Of the many practical privileges that we’ve been given as children of God, prayer is the most profound and yet most simple. It doesn’t take any great physical strength, geographic location, or material asset to avail oneself of prayer. Nor is the activity of prayer reserved for only a special “caste” or class of persons while others are shut out, dependent on others to do their interceding and supplicating for them.
Having said all that, it is good to periodically clear the air on the purpose of prayer. Prayer fundamentally has only one essential activity, that of personally approaching the throne of the Most High. Prayer also has merely one essential qualifier: the one who approaches the throne can only do so through faith in Jesus Christ’s work of atonement (His substitutionary death and His victorious resurrection from the dead).
After all, in our own fallen human nature not one of us can approach the holiness of God without judgment befalling us since a perfectly righteous judge MUST judge sin – even such sins as we might label as “inconsequential”. It is only when we have surrendered ourselves to His forgiveness that we can come to Him unafraid as He completes His work of cleansing by counting to us the righteousness that comes from Christ Jesus’ perfect life and blameless death.
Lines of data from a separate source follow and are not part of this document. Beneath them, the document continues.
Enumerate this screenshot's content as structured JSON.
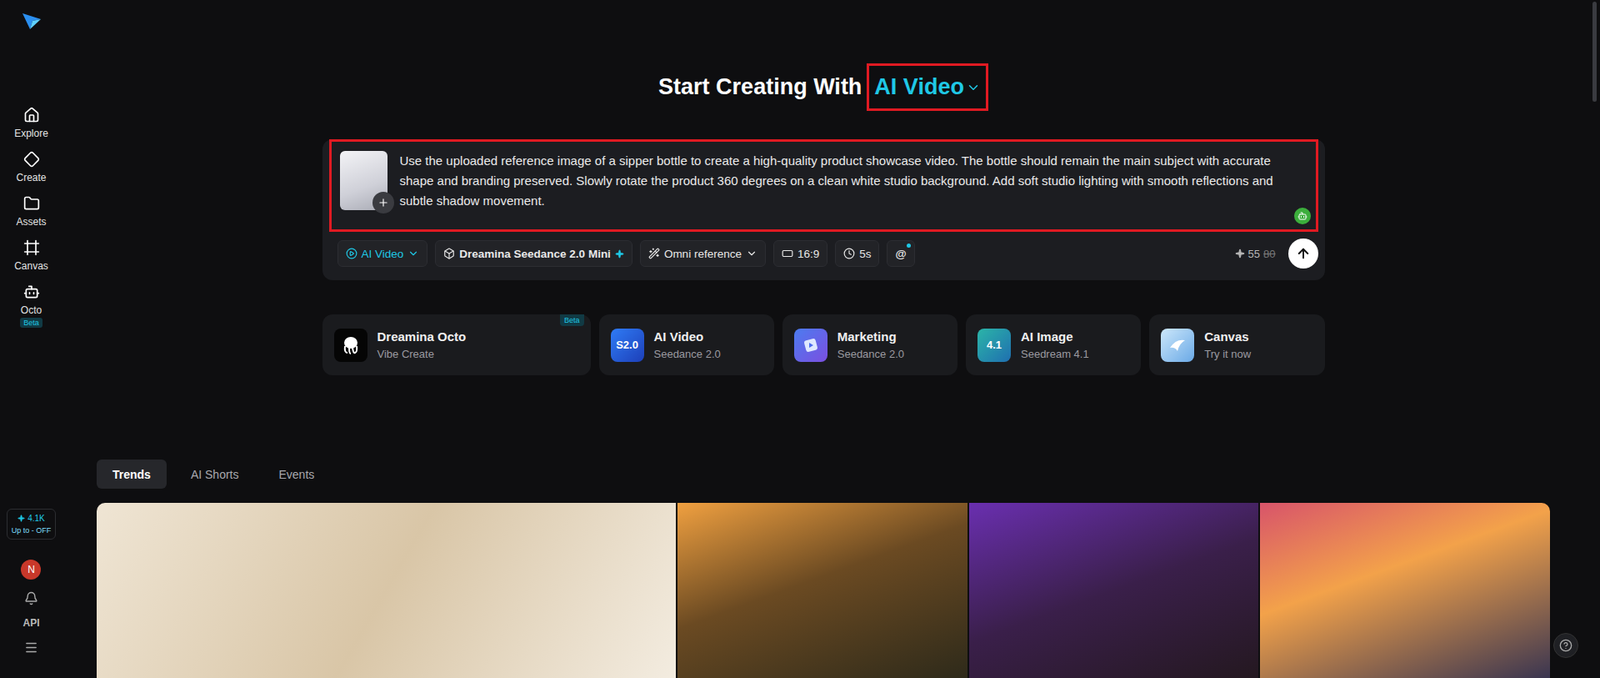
{
  "sidebar": {
    "items": [
      {
        "label": "Explore"
      },
      {
        "label": "Create"
      },
      {
        "label": "Assets"
      },
      {
        "label": "Canvas"
      },
      {
        "label": "Octo",
        "badge": "Beta"
      }
    ],
    "credits": {
      "amount": "4.1K",
      "promo": "Up to - OFF"
    },
    "avatar": "N",
    "api": "API"
  },
  "hero": {
    "title": "Start Creating With",
    "mode": "AI Video"
  },
  "prompt": {
    "text": "Use the uploaded reference image of a sipper bottle to create a high-quality product showcase video. The bottle should remain the main subject with accurate shape and branding preserved. Slowly rotate the product 360 degrees on a clean white studio background. Add soft studio lighting with smooth reflections and subtle shadow movement.",
    "toolbar": [
      {
        "label": "AI Video",
        "kind": "mode",
        "dropdown": true
      },
      {
        "label": "Dreamina Seedance 2.0 Mini",
        "kind": "model",
        "dropdown": false
      },
      {
        "label": "Omni reference",
        "kind": "reference",
        "dropdown": true
      },
      {
        "label": "16:9",
        "kind": "ratio",
        "dropdown": false
      },
      {
        "label": "5s",
        "kind": "duration",
        "dropdown": false
      },
      {
        "label": "@",
        "kind": "mention",
        "dropdown": false
      }
    ],
    "cost": "55",
    "original_cost": "80"
  },
  "shortcuts": [
    {
      "title": "Dreamina Octo",
      "subtitle": "Vibe Create",
      "badge": "Beta"
    },
    {
      "title": "AI Video",
      "subtitle": "Seedance 2.0",
      "icon_text": "S2.0"
    },
    {
      "title": "Marketing",
      "subtitle": "Seedance 2.0"
    },
    {
      "title": "AI Image",
      "subtitle": "Seedream 4.1",
      "icon_text": "4.1"
    },
    {
      "title": "Canvas",
      "subtitle": "Try it now"
    }
  ],
  "tabs": [
    {
      "label": "Trends",
      "selected": true
    },
    {
      "label": "AI Shorts",
      "selected": false
    },
    {
      "label": "Events",
      "selected": false
    }
  ]
}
Make no mistake about it. Jesus’ payment of our sins and victory over the power of death pave the way for prayer to become what God has intended it to be from before the beginning of time. Prayer is less about coming to God because you want Him to answer your prayers (whether for healing, success, comfort, or help) than it is about your coming to “meet with” Him. Supplication and even intercession for others are the secondary purposes of prayer, while fellowship between you and your Creator are its ultimate rewards.
Because of the amazing truth of this and the incredible wonder of it, He taught us in Matthew 5:9 to begin our prayers with “Our Father….” How He loves us! How He longs to catch us up into His loving embrace! Heed the secret language of close intimacy between the Father and His Son and how He offers it also to us. “Because I live, you also will live. In that day you will know that I am in My Father, and you in Me, and I in you. Whoever has My commandments and keeps them, he it is who loves Me. And he who loves Me will be loved by My Father, and I will love him and manifest Myself to him…. If anyone loves Me, he will keep My word, and My Father will love him, and We will come to him and make Our home with him” (John 14:19b-21, 23 ESV).
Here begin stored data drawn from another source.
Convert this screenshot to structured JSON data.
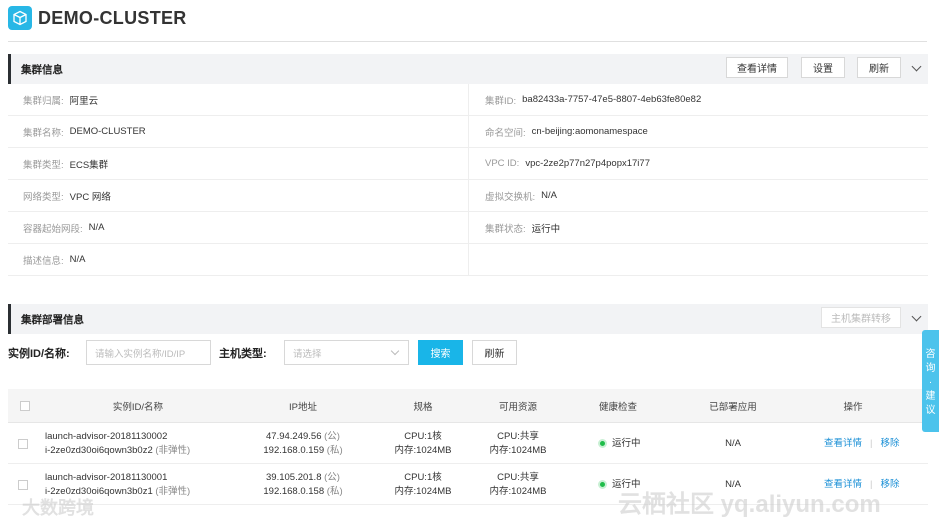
{
  "header": {
    "title": "DEMO-CLUSTER",
    "logo_icon": "cube-icon"
  },
  "cluster_info": {
    "title": "集群信息",
    "buttons": {
      "details": "查看详情",
      "settings": "设置",
      "refresh": "刷新"
    },
    "rows": [
      {
        "k1": "集群归属:",
        "v1": "阿里云",
        "k2": "集群ID:",
        "v2": "ba82433a-7757-47e5-8807-4eb63fe80e82"
      },
      {
        "k1": "集群名称:",
        "v1": "DEMO-CLUSTER",
        "k2": "命名空间:",
        "v2": "cn-beijing:aomonamespace"
      },
      {
        "k1": "集群类型:",
        "v1": "ECS集群",
        "k2": "VPC ID:",
        "v2": "vpc-2ze2p77n27p4popx17i77"
      },
      {
        "k1": "网络类型:",
        "v1": "VPC 网络",
        "k2": "虚拟交换机:",
        "v2": "N/A"
      },
      {
        "k1": "容器起始网段:",
        "v1": "N/A",
        "k2": "集群状态:",
        "v2": "运行中"
      },
      {
        "k1": "描述信息:",
        "v1": "N/A"
      }
    ]
  },
  "deploy_info": {
    "title": "集群部署信息",
    "migrate_button": "主机集群转移",
    "filters": {
      "instance_label": "实例ID/名称:",
      "instance_placeholder": "请输入实例名称/ID/IP",
      "host_type_label": "主机类型:",
      "host_type_placeholder": "请选择",
      "search": "搜索",
      "refresh": "刷新"
    },
    "columns": [
      "实例ID/名称",
      "IP地址",
      "规格",
      "可用资源",
      "健康检查",
      "已部署应用",
      "操作"
    ],
    "rows": [
      {
        "name": "launch-advisor-20181130002",
        "id": "i-2ze0zd30oi6qown3b0z2",
        "id_note": "(非弹性)",
        "ip_public": "47.94.249.56",
        "ip_public_note": "(公)",
        "ip_private": "192.168.0.159",
        "ip_private_note": "(私)",
        "spec_cpu": "CPU:1核",
        "spec_mem": "内存:1024MB",
        "res_cpu": "CPU:共享",
        "res_mem": "内存:1024MB",
        "health": "运行中",
        "apps": "N/A",
        "action_view": "查看详情",
        "action_remove": "移除"
      },
      {
        "name": "launch-advisor-20181130001",
        "id": "i-2ze0zd30oi6qown3b0z1",
        "id_note": "(非弹性)",
        "ip_public": "39.105.201.8",
        "ip_public_note": "(公)",
        "ip_private": "192.168.0.158",
        "ip_private_note": "(私)",
        "spec_cpu": "CPU:1核",
        "spec_mem": "内存:1024MB",
        "res_cpu": "CPU:共享",
        "res_mem": "内存:1024MB",
        "health": "运行中",
        "apps": "N/A",
        "action_view": "查看详情",
        "action_remove": "移除"
      }
    ]
  },
  "float_tab": {
    "chars": [
      "咨",
      "询",
      "·",
      "建",
      "议"
    ]
  },
  "watermarks": {
    "left": "大数跨境",
    "right": "云栖社区 yq.aliyun.com"
  },
  "colors": {
    "accent": "#19b5e8",
    "link": "#1a8fd6",
    "status_ok": "#1fbd4a"
  }
}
Does this really mean that He will “show Himself to us?” Did He really mean that He Himself, accompanied by “our Father”, “will come and make themselves at home with us?” Either He means this, or it is nothing more than sentimentality. Jesus was never interested in simply being sentimental however. He could never do anything less than speak the truth for He Himself was truth then and is still truth today (see John 14:6). He said these things to those who have given their hearts to Him so that they may understand the degree to which He treasures fellowship with them.
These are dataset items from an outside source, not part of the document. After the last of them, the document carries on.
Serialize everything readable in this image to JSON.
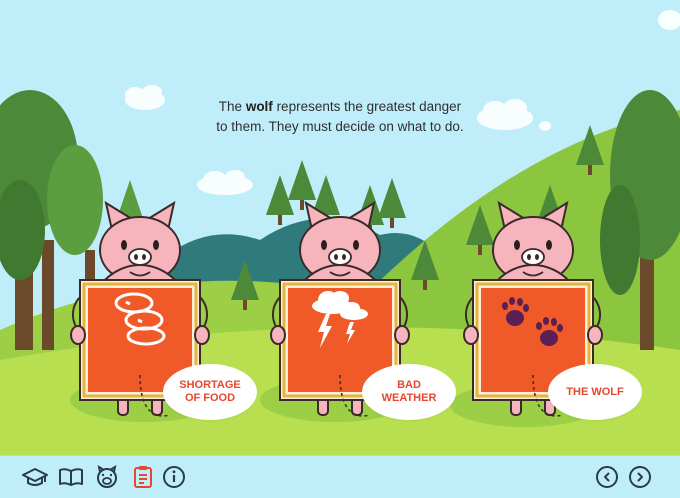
{
  "caption": {
    "before": "The ",
    "bold": "wolf",
    "line1_after": " represents the greatest danger",
    "line2": "to them. They must decide on what to do."
  },
  "cards": [
    {
      "label_line1": "SHORTAGE",
      "label_line2": "OF FOOD",
      "icon": "cookies-icon"
    },
    {
      "label_line1": "BAD",
      "label_line2": "WEATHER",
      "icon": "storm-cloud-icon"
    },
    {
      "label_line1": "THE WOLF",
      "label_line2": "",
      "icon": "paw-prints-icon"
    }
  ],
  "toolbar": {
    "left_icons": [
      "graduation-cap-icon",
      "book-icon",
      "pig-icon",
      "clipboard-icon",
      "info-icon"
    ],
    "right_icons": [
      "chevron-left-icon",
      "chevron-right-icon"
    ]
  },
  "colors": {
    "sky": "#bfeefa",
    "hill_green": "#8cc63f",
    "pig_pink": "#f6b4bd",
    "card_orange": "#f05a28",
    "accent_red": "#e8462e",
    "toolbar_icon": "#2b3a4c"
  }
}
It is right and good to come to Him with your needs ready to be lifted up to Him. It is good and even great to approach His throne with the hurts and burdens of others on your heart, offering them up to Him as you intercede. But always remember that prayer must find its roots in the confidence and loving trust that only real fellowship between you and Him can provide. It may be that He chooses to not answer your requests as you have uttered them so that the blessings for which you hunger do not eclipse the One who sends the blessings. Seek to touch His face before you try to move His hand. The heart of a father or mother is moved most deeply by the child who wants more than anything to just sit on his or her lap. So come to the Father’s throne! Come seeking His help! But come mostly because you want to know Him better.
“We… proclaim to you the eternal life, which was with the Father and was made manifest to us – that which we have seen and heard we proclaim also to you, so that you too may have fellowship with us; and indeed our fellowship is with the Father and with His Son Jesus Christ” (1 John 1:2b-3 ESV).